Overall prices in the 57 countries covered by the Knight Frank index increased by 4.7% in the year to June 2018 and only seven saw prices fall year on year.
Growth was led by Malta where prices increased by 17%, followed by Hong Kong up by 16.9%, Latvia up 13.7%, Slovenia up 13.4%, Hungary up 12.2%, Ireland up 12%, Turkey up 10.5% and Mexico up 9.9%.
Prices fell by 4.5% in Ukraine, by 1.6% in Peru, by 1.3% in Saudi Arabia, by 0.7% in Brazil, by 0.4% in Italy, by 0.3% in Finland, by 0.2% in Israel and were flat in Sweden and Morocco while prices increased by just 0.8% in Greece.
Kate Everett-Allen, residential research partner at Knight Frank, pointed out that cities in central and Eastern European countries are performing strongly and all eyes are on Hong Kong, Singapore, and New Zealand where new property regulations have been introduced in the last three months and where prices increased by 16%, 9% and 7% respectively.
She also pointed out that only 12% of countries and territories registered a decline in prices in annual terms and no market has recorded a double digit decline in house prices over the last six quarters.
‘Five years ago, 30% of countries were recording a drop in house prices, and ten years ago, in the wake of the financial crisis, the figure was as high as 70%. Yet despite this improving scenario, at 4.7% the index has recorded its slowest rate of annual growth since the third quarter of 2016,’ she said.
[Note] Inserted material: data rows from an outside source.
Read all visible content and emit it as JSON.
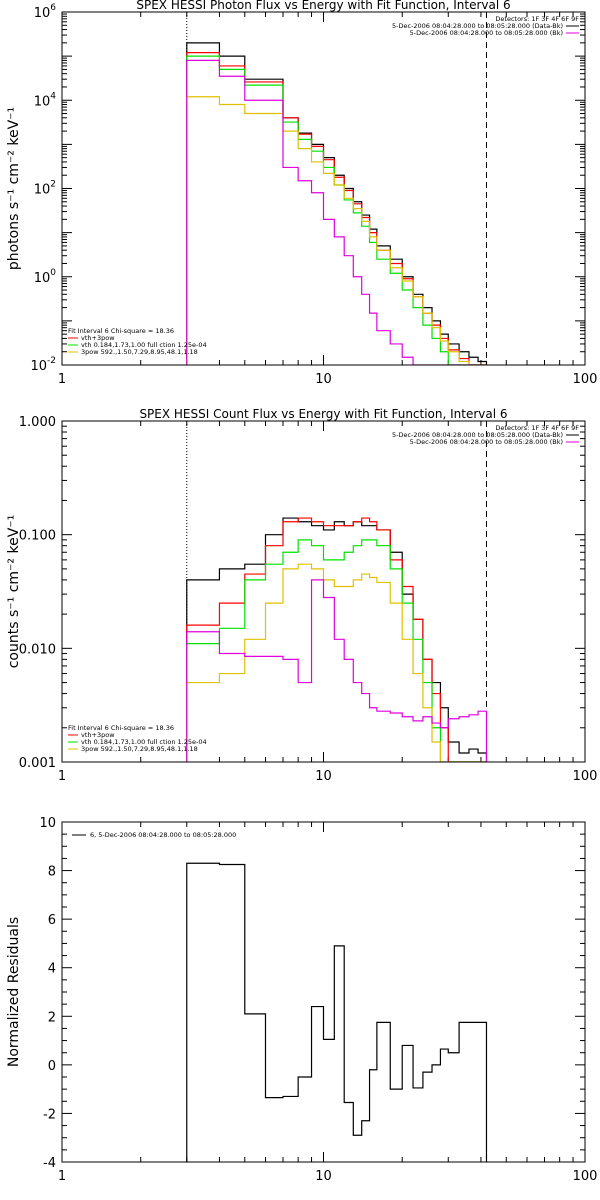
{
  "colors": {
    "black": "#000000",
    "red": "#ff0000",
    "green": "#00e000",
    "yellow": "#e0c000",
    "magenta": "#e000e0"
  },
  "chart_data": [
    {
      "type": "line",
      "title": "SPEX HESSI Photon Flux vs Energy with Fit Function, Interval 6",
      "ylabel": "photons s⁻¹ cm⁻² keV⁻¹",
      "xscale": "log",
      "yscale": "log",
      "xlim": [
        1,
        100
      ],
      "ylim": [
        0.01,
        1000000
      ],
      "x_ticks": [
        {
          "v": 1,
          "label": "1"
        },
        {
          "v": 10,
          "label": "10"
        },
        {
          "v": 100,
          "label": "100"
        }
      ],
      "y_ticks": [
        {
          "v": 0.01,
          "base": "10",
          "exp": "-2"
        },
        {
          "v": 1,
          "base": "10",
          "exp": "0"
        },
        {
          "v": 100,
          "base": "10",
          "exp": "2"
        },
        {
          "v": 10000,
          "base": "10",
          "exp": "4"
        },
        {
          "v": 1000000,
          "base": "10",
          "exp": "6"
        }
      ],
      "vlines": [
        {
          "x": 3,
          "style": "dotted"
        },
        {
          "x": 42,
          "style": "dashed"
        }
      ],
      "legend_top": {
        "detectors": "Detectors: 1F 3F 4F 6F 9F",
        "lines": [
          {
            "text": "5-Dec-2006 08:04:28.000 to 08:05:28.000 (Data-Bk)",
            "color": "#000000"
          },
          {
            "text": "5-Dec-2006 08:04:28.000 to 08:05:28.000 (Bk)",
            "color": "#e000e0"
          }
        ]
      },
      "legend_bottom": {
        "header": "Fit Interval 6   Chi-square = 18.36",
        "lines": [
          {
            "text": "vth+3pow",
            "color": "#ff0000"
          },
          {
            "text": "vth 0.184,1.73,1.00  full ction 1.25e-04",
            "color": "#00e000"
          },
          {
            "text": "3pow 592.,1.50,7.29,8.95,48.1,1.18",
            "color": "#e0c000"
          }
        ]
      },
      "bin_edges": [
        3.0,
        4.0,
        5.0,
        6.0,
        7.0,
        8.0,
        9.0,
        10.0,
        11.0,
        12.0,
        13.0,
        14.0,
        15.0,
        16.0,
        18.0,
        20.0,
        22.0,
        24.0,
        26.0,
        28.0,
        30.0,
        33.0,
        36.0,
        39.0,
        42.0
      ],
      "series": [
        {
          "color": "#000000",
          "values": [
            200000,
            100000,
            30000,
            30000,
            4000,
            1800,
            1000,
            500,
            200,
            100,
            50,
            25,
            12,
            5,
            2.5,
            1.0,
            0.4,
            0.2,
            0.1,
            0.05,
            0.03,
            0.02,
            0.015,
            0.012
          ]
        },
        {
          "color": "#ff0000",
          "values": [
            120000,
            60000,
            26000,
            26000,
            4000,
            1700,
            900,
            450,
            180,
            90,
            45,
            22,
            10,
            4,
            2.0,
            0.9,
            0.35,
            0.15,
            0.08,
            0.04,
            0.022,
            0.014,
            0.01,
            0.01
          ]
        },
        {
          "color": "#00e000",
          "values": [
            100000,
            50000,
            22000,
            22000,
            3200,
            1300,
            700,
            300,
            120,
            55,
            28,
            14,
            6,
            2.5,
            1.2,
            0.5,
            0.2,
            0.08,
            0.04,
            0.02,
            0.01,
            0.01,
            0.01,
            0.01
          ]
        },
        {
          "color": "#e0c000",
          "values": [
            12000,
            8000,
            5000,
            5000,
            2000,
            800,
            400,
            220,
            120,
            60,
            35,
            18,
            8,
            4,
            1.6,
            0.8,
            0.35,
            0.15,
            0.07,
            0.035,
            0.02,
            0.012,
            0.01,
            0.01
          ]
        },
        {
          "color": "#e000e0",
          "values": [
            80000,
            35000,
            10000,
            10000,
            300,
            150,
            80,
            20,
            8,
            3,
            1,
            0.4,
            0.15,
            0.06,
            0.03,
            0.015,
            0.01,
            0.01,
            0.01,
            0.01,
            0.01,
            0.01,
            0.01,
            0.01
          ]
        }
      ]
    },
    {
      "type": "line",
      "title": "SPEX HESSI Count Flux vs Energy with Fit Function, Interval 6",
      "ylabel": "counts s⁻¹ cm⁻² keV⁻¹",
      "xscale": "log",
      "yscale": "log",
      "xlim": [
        1,
        100
      ],
      "ylim": [
        0.001,
        1.0
      ],
      "x_ticks": [
        {
          "v": 1,
          "label": "1"
        },
        {
          "v": 10,
          "label": "10"
        },
        {
          "v": 100,
          "label": "100"
        }
      ],
      "y_ticks": [
        {
          "v": 0.001,
          "label": "0.001"
        },
        {
          "v": 0.01,
          "label": "0.010"
        },
        {
          "v": 0.1,
          "label": "0.100"
        },
        {
          "v": 1.0,
          "label": "1.000"
        }
      ],
      "vlines": [
        {
          "x": 3,
          "style": "dotted"
        },
        {
          "x": 42,
          "style": "dashed"
        }
      ],
      "legend_top": {
        "detectors": "Detectors: 1F 3F 4F 6F 9F",
        "lines": [
          {
            "text": "5-Dec-2006 08:04:28.000 to 08:05:28.000 (Data-Bk)",
            "color": "#000000"
          },
          {
            "text": "5-Dec-2006 08:04:28.000 to 08:05:28.000 (Bk)",
            "color": "#e000e0"
          }
        ]
      },
      "legend_bottom": {
        "header": "Fit Interval 6   Chi-square = 18.36",
        "lines": [
          {
            "text": "vth+3pow",
            "color": "#ff0000"
          },
          {
            "text": "vth 0.184,1.73,1.00  full ction 1.25e-04",
            "color": "#00e000"
          },
          {
            "text": "3pow 592.,1.50,7.29,8.95,48.1,1.18",
            "color": "#e0c000"
          }
        ]
      },
      "bin_edges": [
        3.0,
        4.0,
        5.0,
        6.0,
        7.0,
        8.0,
        9.0,
        10.0,
        11.0,
        12.0,
        13.0,
        14.0,
        15.0,
        16.0,
        18.0,
        20.0,
        22.0,
        24.0,
        26.0,
        28.0,
        30.0,
        33.0,
        36.0,
        39.0,
        42.0
      ],
      "series": [
        {
          "color": "#000000",
          "values": [
            0.04,
            0.05,
            0.055,
            0.1,
            0.14,
            0.13,
            0.12,
            0.11,
            0.13,
            0.12,
            0.13,
            0.12,
            0.12,
            0.11,
            0.07,
            0.03,
            0.018,
            0.008,
            0.005,
            0.003,
            0.0015,
            0.0012,
            0.0013,
            0.0012
          ]
        },
        {
          "color": "#ff0000",
          "values": [
            0.016,
            0.025,
            0.045,
            0.08,
            0.13,
            0.14,
            0.13,
            0.12,
            0.12,
            0.12,
            0.13,
            0.14,
            0.13,
            0.11,
            0.06,
            0.035,
            0.018,
            0.008,
            0.004,
            0.002,
            0.001,
            0.001,
            0.001,
            0.001
          ]
        },
        {
          "color": "#00e000",
          "values": [
            0.011,
            0.015,
            0.04,
            0.055,
            0.07,
            0.09,
            0.08,
            0.06,
            0.06,
            0.07,
            0.08,
            0.09,
            0.09,
            0.08,
            0.05,
            0.025,
            0.012,
            0.005,
            0.002,
            0.001,
            0.001,
            0.001,
            0.001,
            0.001
          ]
        },
        {
          "color": "#e0c000",
          "values": [
            0.005,
            0.006,
            0.012,
            0.025,
            0.05,
            0.055,
            0.05,
            0.04,
            0.035,
            0.035,
            0.04,
            0.045,
            0.042,
            0.038,
            0.025,
            0.012,
            0.006,
            0.003,
            0.0015,
            0.001,
            0.001,
            0.001,
            0.001,
            0.001
          ]
        },
        {
          "color": "#e000e0",
          "values": [
            0.014,
            0.009,
            0.0085,
            0.0085,
            0.008,
            0.005,
            0.04,
            0.028,
            0.012,
            0.008,
            0.005,
            0.004,
            0.003,
            0.0028,
            0.0027,
            0.0025,
            0.0023,
            0.0025,
            0.0022,
            0.002,
            0.0024,
            0.0025,
            0.0026,
            0.0028
          ]
        }
      ]
    },
    {
      "type": "line",
      "title": "",
      "ylabel": "Normalized Residuals",
      "xscale": "log",
      "yscale": "linear",
      "xlim": [
        1,
        100
      ],
      "ylim": [
        -4,
        10
      ],
      "x_ticks": [
        {
          "v": 1,
          "label": "1"
        },
        {
          "v": 10,
          "label": "10"
        },
        {
          "v": 100,
          "label": "100"
        }
      ],
      "y_ticks": [
        {
          "v": -4,
          "label": "-4"
        },
        {
          "v": -2,
          "label": "-2"
        },
        {
          "v": 0,
          "label": "0"
        },
        {
          "v": 2,
          "label": "2"
        },
        {
          "v": 4,
          "label": "4"
        },
        {
          "v": 6,
          "label": "6"
        },
        {
          "v": 8,
          "label": "8"
        },
        {
          "v": 10,
          "label": "10"
        }
      ],
      "legend_top": {
        "detectors": "",
        "lines": [
          {
            "text": "6, 5-Dec-2006 08:04:28.000 to 08:05:28.000",
            "color": "#000000"
          }
        ]
      },
      "bin_edges": [
        3.0,
        4.0,
        5.0,
        6.0,
        7.0,
        8.0,
        9.0,
        10.0,
        11.0,
        12.0,
        13.0,
        14.0,
        15.0,
        16.0,
        18.0,
        20.0,
        22.0,
        24.0,
        26.0,
        28.0,
        30.0,
        33.0,
        36.0,
        39.0,
        42.0
      ],
      "series": [
        {
          "color": "#000000",
          "drop_last_to_min": true,
          "values": [
            8.3,
            8.25,
            2.1,
            -1.35,
            -1.3,
            -0.5,
            2.4,
            1.05,
            4.9,
            -1.55,
            -2.9,
            -2.3,
            -0.2,
            1.75,
            -1.0,
            0.8,
            -0.95,
            -0.3,
            0.0,
            0.65,
            0.5,
            1.75,
            1.75,
            1.75
          ]
        }
      ]
    }
  ]
}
‘Our analysis confirms that whilst fewer countries and territories are seeing a decline in house prices, where prices are rising, they are rising at a more moderate pace. The rising cost of finance, an uncertain political and economic climate and currency instability in some markets is likely to be tempering demand,’ she explained.
‘Hong Kong acts a case in point. A city which has led our rankings for price growth on ten occasions since 2009, is expected to cool in the coming months as a result of rising interest rates. Along with Singapore and New Zealand, Hong Kong has also seen new property market regulations introduced in the last three months,’ she added.
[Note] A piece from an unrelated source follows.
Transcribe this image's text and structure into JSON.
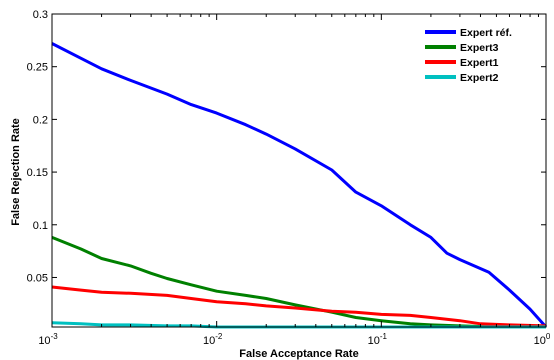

At the same time central and Eastern Europe is emerging as a region of strong growth. Latvia, Slovenia and Hungary all saw prices accelerate by between 12% and 14% over the year to June 2018 and the region as a whole registered average growth of 8% compared with 5.1% for the rest of Europe.
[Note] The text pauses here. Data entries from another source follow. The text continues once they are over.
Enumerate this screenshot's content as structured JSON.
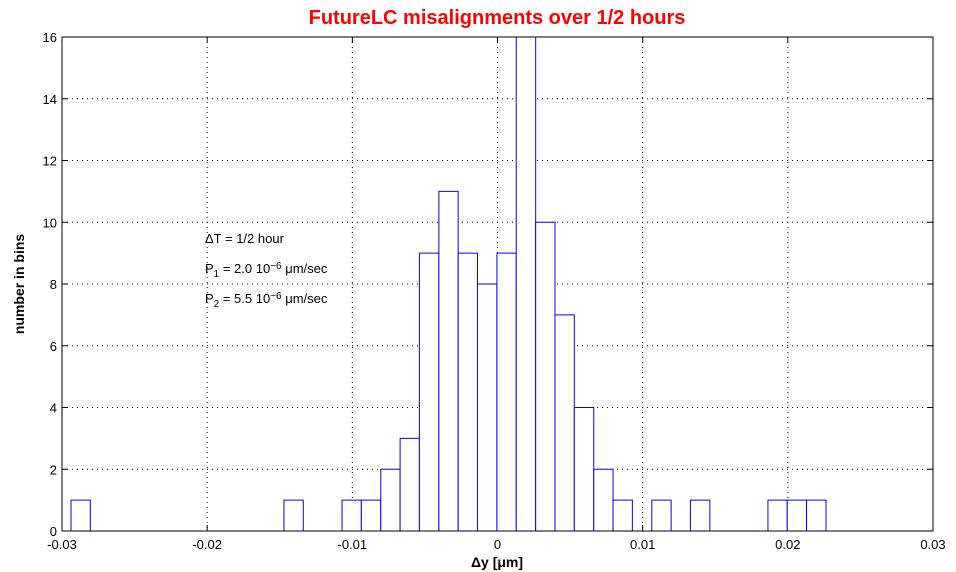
{
  "chart_data": {
    "type": "histogram",
    "title": "FutureLC misalignments over 1/2 hours",
    "xlabel": "Δy [μm]",
    "ylabel": "number in bins",
    "bins": [
      -0.02938,
      -0.02805,
      -0.02671,
      -0.02538,
      -0.02405,
      -0.02271,
      -0.02138,
      -0.02005,
      -0.01871,
      -0.01738,
      -0.01605,
      -0.01471,
      -0.01338,
      -0.01204,
      -0.01071,
      -0.00938,
      -0.00804,
      -0.00671,
      -0.00538,
      -0.00404,
      -0.00271,
      -0.00138,
      -4e-05,
      0.00129,
      0.00263,
      0.00396,
      0.00529,
      0.00663,
      0.00796,
      0.00929,
      0.01063,
      0.01196,
      0.01329,
      0.01463,
      0.01596,
      0.01729,
      0.01863,
      0.01996,
      0.02129,
      0.02263
    ],
    "values": [
      1,
      0,
      0,
      0,
      0,
      0,
      0,
      0,
      0,
      0,
      0,
      1,
      0,
      0,
      1,
      1,
      2,
      3,
      9,
      11,
      9,
      8,
      9,
      16,
      10,
      7,
      4,
      2,
      1,
      0,
      1,
      0,
      1,
      0,
      0,
      0,
      1,
      1,
      1
    ],
    "color": "#0000ff",
    "xlim": [
      -0.03,
      0.03
    ],
    "xticks": [
      -0.03,
      -0.02,
      -0.01,
      0,
      0.01,
      0.02,
      0.03
    ],
    "ylim": [
      0,
      16
    ],
    "yticks": [
      0,
      2,
      4,
      6,
      8,
      10,
      12,
      14,
      16
    ],
    "grid": true,
    "annotations": [
      [
        "ΔT = 1/2 hour"
      ],
      [
        "P",
        "1",
        " = 2.0 10",
        "−6",
        " μm/sec"
      ],
      [
        "P",
        "2",
        " = 5.5 10",
        "−6",
        " μm/sec"
      ]
    ]
  }
}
‘Strengthening economies, improving employment and the wider availability of low rate mortgages are behind the region’s strong performance. Turkey’s travails mean that although prices are rising at an annual rate of 11%, according to the latest data from the Central Bank of the Republic of Turkey, when inflation of 16% plus is factored in, prices in real terms are now falling,’ said Everett-Allen.
‘With the 10 year anniversary of the collapse of Lehman Brothers approaching on 15 September, a brief look at house prices over this period, where data permits, shows mainstream house prices in 12 of the 57 countries are still below their third quarter 2008 level, including those in Spain, Ireland, Italy, Greece and Russia,’ she concluded.